For a disco act in the late ‘70s/early ‘80s, making it into the record crates of legendary DJ David Mancuso was a profound accomplishment. The UK duo Sun Palace achieved that honor in 1983, when “Rude Movements,” the B-side to their 1983 12″ “Winning,” became a staple of The Loft, Mancuso’s exclusive, invite-only dance party. The song developed during a jam session in a home studio between Mike Collins and Keith O’Connell. Because neither Collins nor O’Connell is a drummer, they built the track on a hissy-but-sinuous Roland CR-78 analog rhythm machine beat. Thanks the deft interplay of looming synths and soul-jazz guitars, “Rude Movements” played out like the offspring of cosmic disco and jazz fusion, a masterpiece of immersive smoothness, made DIY style.

The compilation Raw Movements / Rude Movements sets that single alongside an exhaustive collection of early ’80s demos and unreleased cuts, taking one chapter of the Sun Palace story and expanding it to novel-length. On Raw Movements, Sun Palace’s music feels like an expansion of the proto-Balearic vibes popular at The Loft, into more ambitious terrain.
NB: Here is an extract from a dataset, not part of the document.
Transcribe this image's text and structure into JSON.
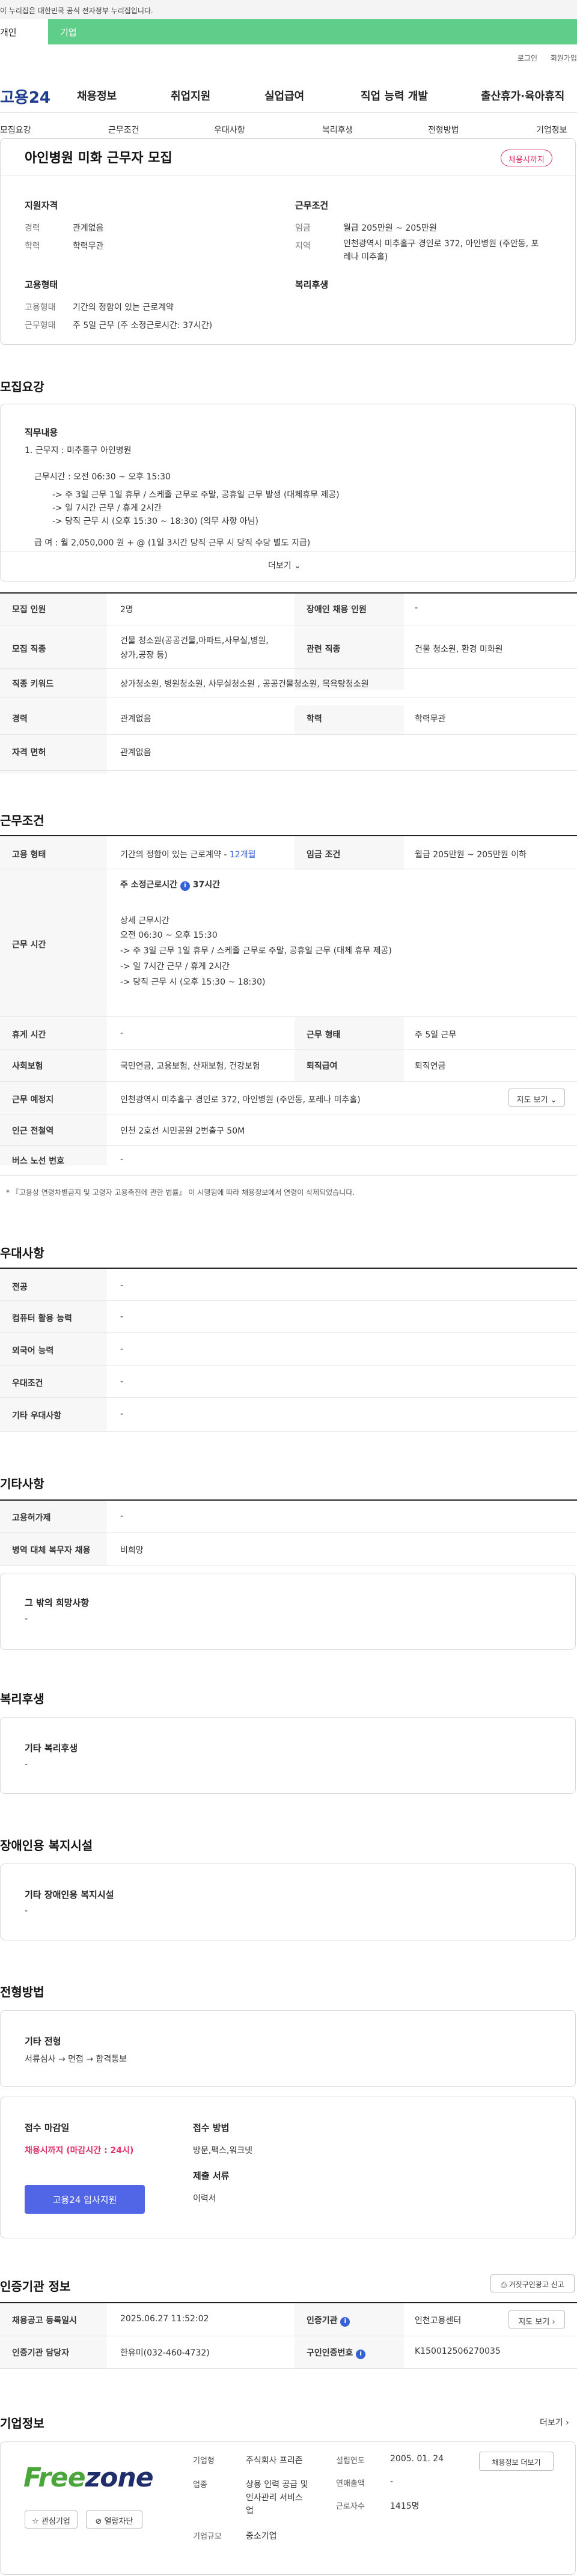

Midtempo stargazers like “What’s The Time” and “I’m Going to Lie Down” (which adds percolating flute into the mix) will satisfy those looking for a sequel to “Rude Movements,” but electro heads will find pop-lock motivation in “Coral Reef” and “I Want You.” Cuts like “Love Train II” and “The Funkier Worm (Oscar From Hell),” positioned as sequels to classic ‘70s songs, offer insight into the duo’s inspiration. It may have come out like outer-space disco, but Sun Palace had R&B in their hearts.